Things to Remember about Hadoop Space Quotas
Both the Hadoop block size you choose and the replication factor in force are key determinants of how a user’s space quota works. Let’s suppose that you grant a new user a space quota of 30GB and the user has more than 500MB still free. If the user tries to load a 500MB file into one of his directories, the attempt will fail with an error similar to the following, even though the directory had a bit over 500MB of free space.
org.apache.hadoop.hdfs.protocol.DSQuotaExceededException: The DiskSpace quota of /user/alapati is exceeded: quota = 32212254720 B = 30 GB but diskspace consumed = 32697410316 B = 30.45 GB
In this case, the user had enough free space to load a 500MB file but still received the error indicating that the file system quota for the user was exceeded. This is so because the HDFS block size was 128MB, and so the file needed 4 blocks in this case. Hadoop tried to replicate the file three times since the default replication factor was three and so was looking for 128*12=1556MB of space, which clearly was over the space quota left for this user.
The administrator can reduce the space quota for a directory to a level below the combined disk space usage under a directory tree. In this case, the directory is left in an indefinite quota violation state until the administrator or the user removes some files from the directory. The user can continue to use the files in the overfull directory but, of course, can’t store any new files there since their quota is violated.
Checking Current Space Quotas
You can check the size of a user’s HDFS space quota by using the dfs –count –q command as shown in Figure 9.7.
Figure 9.7 How to check a user’s current space usage in HDFS against their assigned storage limits
When you issue a dfs –count –q command, you’ll see eight different columns in the output. This is what each of the columns stands for:
QUOTA: Limit on the files and directories
REMAINING_QUOTA: Remaining number of files and directories in the quota that can be created by this user
SPACE_QUOTA: Space quota granted to this user
REMAINING_SPACE_QUOTA: Space quota remaining for this user
DIR_COUNT: The number of directories
FILE_COUNT: The number of files
CONTENT_SIZE: The file sizes
PATH_NAME: The path for the directories
The -count –q command shows that the space quota for user bdaldr is about 100TB. Of this, the user has about 67 TB left as free space.
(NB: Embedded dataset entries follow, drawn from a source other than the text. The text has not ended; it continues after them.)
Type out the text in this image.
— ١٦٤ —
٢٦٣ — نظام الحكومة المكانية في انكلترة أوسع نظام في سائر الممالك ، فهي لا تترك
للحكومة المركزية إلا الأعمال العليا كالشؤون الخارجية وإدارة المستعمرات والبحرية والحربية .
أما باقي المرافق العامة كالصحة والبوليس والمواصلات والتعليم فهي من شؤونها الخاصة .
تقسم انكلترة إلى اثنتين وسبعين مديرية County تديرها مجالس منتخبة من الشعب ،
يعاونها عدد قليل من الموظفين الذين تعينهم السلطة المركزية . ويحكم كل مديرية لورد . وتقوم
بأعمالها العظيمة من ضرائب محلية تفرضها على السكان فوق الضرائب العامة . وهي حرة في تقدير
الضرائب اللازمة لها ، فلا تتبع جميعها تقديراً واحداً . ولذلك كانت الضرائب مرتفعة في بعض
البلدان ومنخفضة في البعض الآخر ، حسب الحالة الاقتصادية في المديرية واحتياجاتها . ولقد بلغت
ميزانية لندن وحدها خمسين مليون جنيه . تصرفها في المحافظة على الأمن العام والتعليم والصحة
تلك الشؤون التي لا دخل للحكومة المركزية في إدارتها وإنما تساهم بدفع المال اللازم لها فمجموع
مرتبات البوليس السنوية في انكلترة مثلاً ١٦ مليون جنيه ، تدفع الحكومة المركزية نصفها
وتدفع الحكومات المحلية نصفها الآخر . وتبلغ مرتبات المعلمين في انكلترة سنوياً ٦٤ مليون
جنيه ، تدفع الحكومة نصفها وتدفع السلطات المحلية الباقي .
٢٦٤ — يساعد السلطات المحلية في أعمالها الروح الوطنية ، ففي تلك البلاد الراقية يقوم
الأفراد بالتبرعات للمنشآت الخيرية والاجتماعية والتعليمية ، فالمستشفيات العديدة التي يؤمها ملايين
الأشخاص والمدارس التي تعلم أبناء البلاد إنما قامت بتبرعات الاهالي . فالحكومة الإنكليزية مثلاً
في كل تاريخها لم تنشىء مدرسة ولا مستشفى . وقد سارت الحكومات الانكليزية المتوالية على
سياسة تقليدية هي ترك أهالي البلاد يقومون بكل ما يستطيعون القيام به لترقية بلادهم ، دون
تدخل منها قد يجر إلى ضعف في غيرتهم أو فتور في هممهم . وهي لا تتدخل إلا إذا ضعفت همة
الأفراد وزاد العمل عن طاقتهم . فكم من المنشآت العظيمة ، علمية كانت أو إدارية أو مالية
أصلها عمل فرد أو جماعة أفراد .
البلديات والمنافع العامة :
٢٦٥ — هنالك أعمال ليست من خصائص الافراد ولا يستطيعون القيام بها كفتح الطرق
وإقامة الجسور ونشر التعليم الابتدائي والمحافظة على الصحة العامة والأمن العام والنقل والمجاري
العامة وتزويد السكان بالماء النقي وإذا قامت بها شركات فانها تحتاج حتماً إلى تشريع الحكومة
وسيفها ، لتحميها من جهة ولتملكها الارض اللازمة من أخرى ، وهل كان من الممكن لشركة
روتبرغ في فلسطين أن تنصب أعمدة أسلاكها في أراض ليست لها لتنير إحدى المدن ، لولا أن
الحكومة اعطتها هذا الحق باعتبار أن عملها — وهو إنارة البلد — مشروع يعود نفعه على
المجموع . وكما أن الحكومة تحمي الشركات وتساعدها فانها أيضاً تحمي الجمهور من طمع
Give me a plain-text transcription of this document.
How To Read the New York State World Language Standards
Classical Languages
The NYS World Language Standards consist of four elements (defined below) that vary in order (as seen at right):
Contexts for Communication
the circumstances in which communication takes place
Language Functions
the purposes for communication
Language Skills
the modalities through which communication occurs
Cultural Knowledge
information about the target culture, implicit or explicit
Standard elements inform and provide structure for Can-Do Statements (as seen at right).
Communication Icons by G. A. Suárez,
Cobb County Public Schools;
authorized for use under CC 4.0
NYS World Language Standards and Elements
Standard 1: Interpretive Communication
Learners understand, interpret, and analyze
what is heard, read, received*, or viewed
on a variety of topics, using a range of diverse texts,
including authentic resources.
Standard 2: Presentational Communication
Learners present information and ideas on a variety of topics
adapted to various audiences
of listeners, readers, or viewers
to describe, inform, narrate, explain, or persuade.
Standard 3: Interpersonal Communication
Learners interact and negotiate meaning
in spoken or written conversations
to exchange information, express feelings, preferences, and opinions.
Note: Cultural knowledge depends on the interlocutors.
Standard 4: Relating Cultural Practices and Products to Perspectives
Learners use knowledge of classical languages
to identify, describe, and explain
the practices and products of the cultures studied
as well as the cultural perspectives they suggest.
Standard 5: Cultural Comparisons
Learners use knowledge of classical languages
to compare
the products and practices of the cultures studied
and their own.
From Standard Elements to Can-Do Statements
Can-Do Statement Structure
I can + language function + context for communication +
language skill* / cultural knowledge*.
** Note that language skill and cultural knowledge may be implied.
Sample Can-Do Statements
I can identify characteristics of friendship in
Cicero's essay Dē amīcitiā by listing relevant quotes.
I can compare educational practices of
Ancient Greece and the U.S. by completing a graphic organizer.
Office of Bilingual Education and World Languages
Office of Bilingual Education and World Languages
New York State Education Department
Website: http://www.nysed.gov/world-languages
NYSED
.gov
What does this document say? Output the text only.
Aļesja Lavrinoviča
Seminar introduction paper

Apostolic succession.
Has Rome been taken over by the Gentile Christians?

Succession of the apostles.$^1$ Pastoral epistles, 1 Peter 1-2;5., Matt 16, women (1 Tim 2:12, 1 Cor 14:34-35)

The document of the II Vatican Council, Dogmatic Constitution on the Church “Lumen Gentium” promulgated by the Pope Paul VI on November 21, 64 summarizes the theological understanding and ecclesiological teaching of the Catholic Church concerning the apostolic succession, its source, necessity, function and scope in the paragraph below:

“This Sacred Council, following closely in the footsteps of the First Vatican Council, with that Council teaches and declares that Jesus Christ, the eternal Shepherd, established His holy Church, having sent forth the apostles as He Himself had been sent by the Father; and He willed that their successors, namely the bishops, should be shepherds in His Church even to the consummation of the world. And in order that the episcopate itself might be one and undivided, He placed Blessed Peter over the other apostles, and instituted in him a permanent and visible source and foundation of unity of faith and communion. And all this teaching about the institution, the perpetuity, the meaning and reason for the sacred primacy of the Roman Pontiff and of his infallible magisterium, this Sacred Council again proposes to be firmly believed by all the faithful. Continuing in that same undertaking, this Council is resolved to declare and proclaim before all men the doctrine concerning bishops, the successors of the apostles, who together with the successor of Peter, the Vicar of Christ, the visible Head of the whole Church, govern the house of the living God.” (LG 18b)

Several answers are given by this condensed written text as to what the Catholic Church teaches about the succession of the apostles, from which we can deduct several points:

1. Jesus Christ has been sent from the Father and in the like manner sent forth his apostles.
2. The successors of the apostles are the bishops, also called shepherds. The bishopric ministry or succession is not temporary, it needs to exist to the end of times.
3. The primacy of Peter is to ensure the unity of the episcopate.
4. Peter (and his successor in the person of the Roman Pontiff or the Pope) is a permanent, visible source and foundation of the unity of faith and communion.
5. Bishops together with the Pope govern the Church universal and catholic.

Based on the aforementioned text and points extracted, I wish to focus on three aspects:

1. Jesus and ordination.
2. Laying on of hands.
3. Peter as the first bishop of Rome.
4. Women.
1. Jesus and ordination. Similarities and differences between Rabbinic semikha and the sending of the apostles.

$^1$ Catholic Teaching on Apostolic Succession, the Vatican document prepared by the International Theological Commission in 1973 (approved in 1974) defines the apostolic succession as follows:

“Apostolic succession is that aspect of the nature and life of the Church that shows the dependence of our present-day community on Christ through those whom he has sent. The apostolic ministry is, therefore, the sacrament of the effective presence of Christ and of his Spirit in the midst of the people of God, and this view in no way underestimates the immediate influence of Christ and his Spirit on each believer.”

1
Clearing Current Space Quotas
You can clear the current space quota for a user by issuing the clrSpaceQuota command as shown here:
$ hdfs dfsadmin -clrSpaceQuota
Here’s an example showing how to clear the space quota for a user:
$ hdfs dfsadmin -clrSpaceQuota /user/alapati $ hdfs dfs -count -q /user/alapati none inf none inf 2 0 0 /user/alapati $
The user still can use HDFS to read files but won’t be able to create any files in that user’s HDFS “home” directory. If the user has sufficient privileges, however, she can create files in other HDFS directories. It’s a good practice to set HDFS quotas on a peruser basis. You must also set quotas for data directories on a per-project basis.